This document is part of a series on Factory2.
Looking at the problem of Repetitive Intervention (#1), there are a lot of sub-problems we could consider. However, as mentioned in the overview document we’re going to rule out most of the projects currently being worked on by the PnT DevOps Automation pillar. That work is very important, but we’re going to say it constitutes “Factory 1.0” work.
For Factory 2.0 purposes, we’ll limit ourselves to thinking about Modularity (#5) and the new burdens it will create for pipeline users. With Modularity, we’re allowing the creation of combinations of components with independent lifecycles. There’s the possibility of a combinatorial explosion in there that we’ll need to contain. We’ll do that in part by vigorously limiting the number of supported modules with policy (which is outside the scope of Factory 2.0), and by providing infrastructure automation to reduce the amount of manual work required (which happens to be in scope for Factory 2.0).
Recall that the work here on Repetitive Intervention (#1) depends on our solution to the dep graph problem, Dep Chain (#6), and our solution to the unnecessary serialization problem, Unnecessary Serialization (#2).
- Rebuild automation of modules and artifacts cannot proceed if we don’t have access to a graph of our dependencies.
- Rebuild automation of artifacts cannot proceed if we haven’t deserialized some of the interactions in the middle of the pipeline. We can’t automatically rebuild containers built from modules while that container build depends erroneously on a full Compose.
We’re reluctant to build a workflow engine directly into koji itself. It makes more sense to relegate koji to building and storing metadata about artifacts and to instead devise a separate service dedicated to scheduling and orchestrating those builds.
When a component changes, the orchestrator will be responsible for asking what depends on that component (by querying PDC), and then scheduling rebuilds of those dependant modules directly. Once those module rebuilds have completed and have been validated by CI, the orchestrator will be triggered again to schedule rebuilds of a subsequent tier of dependencies. This cycle will repeat until the tree of dependencies is fully rebuilt. In the event that a rebuild fails, or if CI validation fails, maintainers will be notified in the usual ways. A module maintainer could then respond by manually fixing their module and scheduling another module build, at which point the trio of systems would pick up where they left off and would complete the rebuild of subsequent tiers (stacks and artifacts).
Pungi currently works by (at the request of cron or a releng admin) scheduling a number of tasks in koji. Deps are resolved, repos are created, and images (live, install, vagrant, etc..) are created out of those repos. This takes a number of hours to complete and when done, the resulting artifacts are assembled in a directory called The Compose. Some CI and manual QA work is done to validate the compose for final releases, and it is rsynced to the mirrors for distribution.
With the introduction of modules, we’re rethinking The Compose. Without automation, we’ll have an explosion in the amount of time taken to build all of the repos for all of those combinations which is why we’re going to break out a good deal of that work into the orchestrator, which will pre-build the parts the constitute a compose, before we ask for them.

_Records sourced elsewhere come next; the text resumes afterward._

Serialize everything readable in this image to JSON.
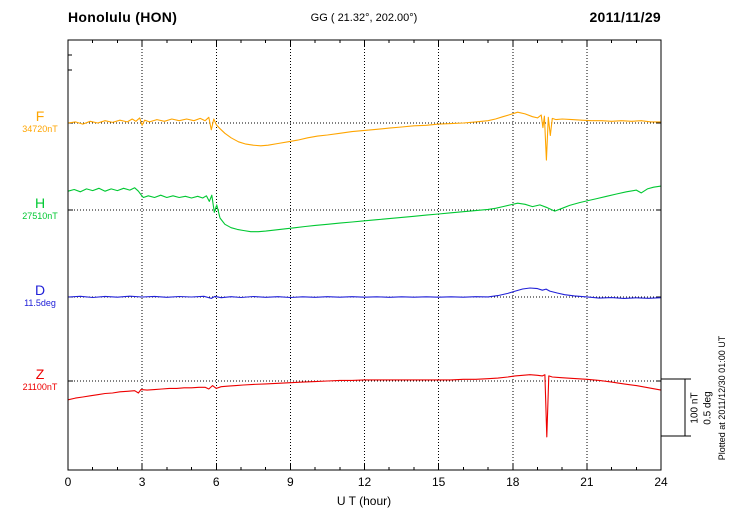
{
  "header": {
    "station": "Honolulu (HON)",
    "coordinates": "GG ( 21.32°, 202.00°)",
    "date": "2011/11/29"
  },
  "right_panel": {
    "scale_labels": [
      "100 nT",
      "0.5 deg"
    ],
    "plotted_at": "Plotted at 2011/12/30 01:00 UT"
  },
  "chart_data": {
    "type": "line",
    "title": "Honolulu (HON) magnetogram",
    "date": "2011/11/29",
    "xlabel": "U T (hour)",
    "x_range": [
      0,
      24
    ],
    "x_ticks": [
      0,
      3,
      6,
      9,
      12,
      15,
      18,
      21,
      24
    ],
    "grid": "dotted vertical gridlines every 3 hours; dotted horizontal baseline for each trace",
    "legend_position": "left margin, one label per trace",
    "scale": {
      "nT_per_div": 100,
      "deg_per_div": 0.5
    },
    "offsets_note": "points are [UT hour, offset from baseline] in the series unit",
    "series": [
      {
        "name": "F",
        "unit": "nT",
        "baseline_label": "34720nT",
        "baseline_value": 34720,
        "color": "#FFA500",
        "points": [
          [
            0,
            0
          ],
          [
            0.3,
            2
          ],
          [
            0.6,
            -2
          ],
          [
            0.9,
            3
          ],
          [
            1.2,
            0
          ],
          [
            1.5,
            4
          ],
          [
            1.8,
            1
          ],
          [
            2.1,
            5
          ],
          [
            2.4,
            2
          ],
          [
            2.6,
            7
          ],
          [
            2.75,
            3
          ],
          [
            2.9,
            9
          ],
          [
            3,
            -4
          ],
          [
            3.1,
            5
          ],
          [
            3.3,
            2
          ],
          [
            3.6,
            6
          ],
          [
            3.9,
            3
          ],
          [
            4.2,
            7
          ],
          [
            4.5,
            4
          ],
          [
            4.8,
            7
          ],
          [
            5.1,
            4
          ],
          [
            5.35,
            8
          ],
          [
            5.55,
            4
          ],
          [
            5.7,
            10
          ],
          [
            5.8,
            -12
          ],
          [
            5.9,
            7
          ],
          [
            6,
            -3
          ],
          [
            6.15,
            -10
          ],
          [
            6.35,
            -18
          ],
          [
            6.6,
            -26
          ],
          [
            6.9,
            -33
          ],
          [
            7.2,
            -37
          ],
          [
            7.5,
            -39
          ],
          [
            7.8,
            -40
          ],
          [
            8.1,
            -39
          ],
          [
            8.5,
            -36
          ],
          [
            8.9,
            -33
          ],
          [
            9.3,
            -30
          ],
          [
            9.7,
            -26
          ],
          [
            10.1,
            -23
          ],
          [
            10.5,
            -21
          ],
          [
            11,
            -18
          ],
          [
            11.5,
            -15
          ],
          [
            12,
            -13
          ],
          [
            12.5,
            -11
          ],
          [
            13,
            -9
          ],
          [
            13.5,
            -7
          ],
          [
            14,
            -5
          ],
          [
            14.5,
            -4
          ],
          [
            15,
            -2
          ],
          [
            15.5,
            -1
          ],
          [
            16,
            0
          ],
          [
            16.5,
            2
          ],
          [
            17,
            4
          ],
          [
            17.3,
            7
          ],
          [
            17.6,
            11
          ],
          [
            17.9,
            15
          ],
          [
            18.2,
            19
          ],
          [
            18.5,
            16
          ],
          [
            18.8,
            11
          ],
          [
            19,
            9
          ],
          [
            19.15,
            14
          ],
          [
            19.22,
            -8
          ],
          [
            19.28,
            12
          ],
          [
            19.36,
            -65
          ],
          [
            19.44,
            10
          ],
          [
            19.52,
            -22
          ],
          [
            19.6,
            8
          ],
          [
            19.75,
            6
          ],
          [
            20,
            7
          ],
          [
            20.4,
            6
          ],
          [
            20.8,
            5
          ],
          [
            21.2,
            4
          ],
          [
            21.6,
            4
          ],
          [
            22,
            3
          ],
          [
            22.4,
            4
          ],
          [
            22.8,
            3
          ],
          [
            23.2,
            4
          ],
          [
            23.6,
            2
          ],
          [
            24,
            2
          ]
        ]
      },
      {
        "name": "H",
        "unit": "nT",
        "baseline_label": "27510nT",
        "baseline_value": 27510,
        "color": "#00C832",
        "points": [
          [
            0,
            33
          ],
          [
            0.25,
            36
          ],
          [
            0.5,
            32
          ],
          [
            0.75,
            37
          ],
          [
            1,
            34
          ],
          [
            1.25,
            38
          ],
          [
            1.5,
            33
          ],
          [
            1.75,
            37
          ],
          [
            2,
            34
          ],
          [
            2.25,
            38
          ],
          [
            2.5,
            35
          ],
          [
            2.7,
            39
          ],
          [
            2.85,
            33
          ],
          [
            2.95,
            27
          ],
          [
            3.05,
            22
          ],
          [
            3.25,
            25
          ],
          [
            3.5,
            22
          ],
          [
            3.75,
            26
          ],
          [
            4,
            22
          ],
          [
            4.25,
            25
          ],
          [
            4.5,
            22
          ],
          [
            4.75,
            24
          ],
          [
            5,
            21
          ],
          [
            5.25,
            24
          ],
          [
            5.45,
            21
          ],
          [
            5.6,
            25
          ],
          [
            5.72,
            15
          ],
          [
            5.82,
            26
          ],
          [
            5.92,
            -4
          ],
          [
            6.02,
            9
          ],
          [
            6.15,
            -14
          ],
          [
            6.35,
            -25
          ],
          [
            6.6,
            -31
          ],
          [
            6.85,
            -34
          ],
          [
            7.1,
            -36
          ],
          [
            7.4,
            -38
          ],
          [
            7.7,
            -38
          ],
          [
            8,
            -37
          ],
          [
            8.4,
            -35
          ],
          [
            8.8,
            -33
          ],
          [
            9.2,
            -31
          ],
          [
            9.6,
            -29
          ],
          [
            10,
            -27
          ],
          [
            10.5,
            -25
          ],
          [
            11,
            -23
          ],
          [
            11.5,
            -21
          ],
          [
            12,
            -19
          ],
          [
            12.5,
            -17
          ],
          [
            13,
            -15
          ],
          [
            13.5,
            -13
          ],
          [
            14,
            -11
          ],
          [
            14.5,
            -9
          ],
          [
            15,
            -7
          ],
          [
            15.5,
            -5
          ],
          [
            16,
            -3
          ],
          [
            16.5,
            -1
          ],
          [
            17,
            1
          ],
          [
            17.3,
            3
          ],
          [
            17.6,
            6
          ],
          [
            17.9,
            9
          ],
          [
            18.2,
            12
          ],
          [
            18.5,
            10
          ],
          [
            18.8,
            6
          ],
          [
            19.1,
            9
          ],
          [
            19.4,
            4
          ],
          [
            19.7,
            -2
          ],
          [
            20,
            3
          ],
          [
            20.3,
            8
          ],
          [
            20.7,
            13
          ],
          [
            21,
            16
          ],
          [
            21.4,
            20
          ],
          [
            21.8,
            24
          ],
          [
            22.2,
            28
          ],
          [
            22.6,
            32
          ],
          [
            23,
            35
          ],
          [
            23.2,
            30
          ],
          [
            23.45,
            37
          ],
          [
            23.7,
            40
          ],
          [
            24,
            42
          ]
        ]
      },
      {
        "name": "D",
        "unit": "deg",
        "baseline_label": "11.5deg",
        "baseline_value": 11.5,
        "color": "#2020D8",
        "points": [
          [
            0,
            0
          ],
          [
            0.5,
            0.006
          ],
          [
            1,
            -0.004
          ],
          [
            1.5,
            0.005
          ],
          [
            2,
            -0.002
          ],
          [
            2.5,
            0.007
          ],
          [
            3,
            0
          ],
          [
            3.5,
            0.005
          ],
          [
            4,
            -0.003
          ],
          [
            4.5,
            0.004
          ],
          [
            5,
            0
          ],
          [
            5.5,
            0.006
          ],
          [
            5.8,
            -0.012
          ],
          [
            5.95,
            0.005
          ],
          [
            6.2,
            -0.006
          ],
          [
            6.6,
            0.003
          ],
          [
            7,
            -0.004
          ],
          [
            7.5,
            0.004
          ],
          [
            8,
            -0.003
          ],
          [
            8.5,
            0.003
          ],
          [
            9,
            -0.004
          ],
          [
            9.5,
            0.002
          ],
          [
            10,
            -0.003
          ],
          [
            10.5,
            0.003
          ],
          [
            11,
            -0.002
          ],
          [
            11.5,
            0.003
          ],
          [
            12,
            -0.002
          ],
          [
            12.5,
            0.002
          ],
          [
            13,
            -0.003
          ],
          [
            13.5,
            0.002
          ],
          [
            14,
            -0.002
          ],
          [
            14.5,
            0.002
          ],
          [
            15,
            -0.002
          ],
          [
            15.5,
            0.002
          ],
          [
            16,
            -0.002
          ],
          [
            16.5,
            0.003
          ],
          [
            17,
            0.001
          ],
          [
            17.4,
            0.012
          ],
          [
            17.8,
            0.032
          ],
          [
            18.1,
            0.052
          ],
          [
            18.4,
            0.07
          ],
          [
            18.7,
            0.079
          ],
          [
            19,
            0.074
          ],
          [
            19.2,
            0.06
          ],
          [
            19.35,
            0.069
          ],
          [
            19.5,
            0.052
          ],
          [
            19.8,
            0.035
          ],
          [
            20.1,
            0.02
          ],
          [
            20.5,
            0.01
          ],
          [
            21,
            0.001
          ],
          [
            21.5,
            -0.01
          ],
          [
            22,
            -0.005
          ],
          [
            22.5,
            -0.012
          ],
          [
            23,
            -0.007
          ],
          [
            23.5,
            -0.011
          ],
          [
            24,
            -0.006
          ]
        ]
      },
      {
        "name": "Z",
        "unit": "nT",
        "baseline_label": "21100nT",
        "baseline_value": 21100,
        "color": "#EE0000",
        "points": [
          [
            0,
            -33
          ],
          [
            0.3,
            -30
          ],
          [
            0.6,
            -28
          ],
          [
            0.9,
            -26
          ],
          [
            1.2,
            -24
          ],
          [
            1.5,
            -22
          ],
          [
            1.8,
            -21
          ],
          [
            2.1,
            -19
          ],
          [
            2.4,
            -18
          ],
          [
            2.7,
            -17
          ],
          [
            2.85,
            -21
          ],
          [
            2.95,
            -15
          ],
          [
            3.2,
            -16
          ],
          [
            3.5,
            -15
          ],
          [
            3.8,
            -14
          ],
          [
            4.1,
            -13
          ],
          [
            4.4,
            -13
          ],
          [
            4.7,
            -12
          ],
          [
            5,
            -12
          ],
          [
            5.3,
            -11
          ],
          [
            5.55,
            -11
          ],
          [
            5.7,
            -14
          ],
          [
            5.85,
            -8
          ],
          [
            6,
            -13
          ],
          [
            6.2,
            -10
          ],
          [
            6.5,
            -9
          ],
          [
            6.8,
            -8
          ],
          [
            7.1,
            -7
          ],
          [
            7.5,
            -6
          ],
          [
            8,
            -5
          ],
          [
            8.5,
            -4
          ],
          [
            9,
            -3
          ],
          [
            9.5,
            -2
          ],
          [
            10,
            -1
          ],
          [
            10.5,
            0
          ],
          [
            11,
            1
          ],
          [
            11.5,
            1
          ],
          [
            12,
            2
          ],
          [
            12.5,
            2
          ],
          [
            13,
            2
          ],
          [
            13.5,
            2
          ],
          [
            14,
            2
          ],
          [
            14.5,
            2
          ],
          [
            15,
            2
          ],
          [
            15.5,
            2
          ],
          [
            16,
            3
          ],
          [
            16.5,
            3
          ],
          [
            17,
            4
          ],
          [
            17.4,
            5
          ],
          [
            17.8,
            7
          ],
          [
            18.1,
            9
          ],
          [
            18.4,
            10
          ],
          [
            18.7,
            11
          ],
          [
            19,
            10
          ],
          [
            19.2,
            9
          ],
          [
            19.3,
            11
          ],
          [
            19.38,
            -98
          ],
          [
            19.46,
            9
          ],
          [
            19.6,
            7
          ],
          [
            19.9,
            6
          ],
          [
            20.2,
            5
          ],
          [
            20.6,
            4
          ],
          [
            21,
            3
          ],
          [
            21.5,
            1
          ],
          [
            22,
            -2
          ],
          [
            22.5,
            -5
          ],
          [
            23,
            -8
          ],
          [
            23.5,
            -12
          ],
          [
            24,
            -16
          ]
        ]
      }
    ]
  }
}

Pungi’s job then will be reduced to harvesting those pre-built artifacts. In the event that those artifacts are not available in koji, pungi will of course have to schedule new builds for them before proceeding.
Consider the “Automated QE” cloud in the above diagrams. At its core, we expect that work to be owned by the fedora-qa team. The tools promoted to manage that are taskotron and resultsdb in Fedora, but there is a different set used internally. We'll have to do some work to make sure that our tools don't go split-brain here while developing for one environment or the other.
We’re primarily interested in results. Did they pass? Did they fail? Hopefully, we can use resultsdb as a mediating layer between our orchestration system and the CI system. We'll use resultsdb directly in Fedora. For internal PnT Devops use, we'll set up an adapter service to shuttle results over to resultsdb as they become available in the internal CI system.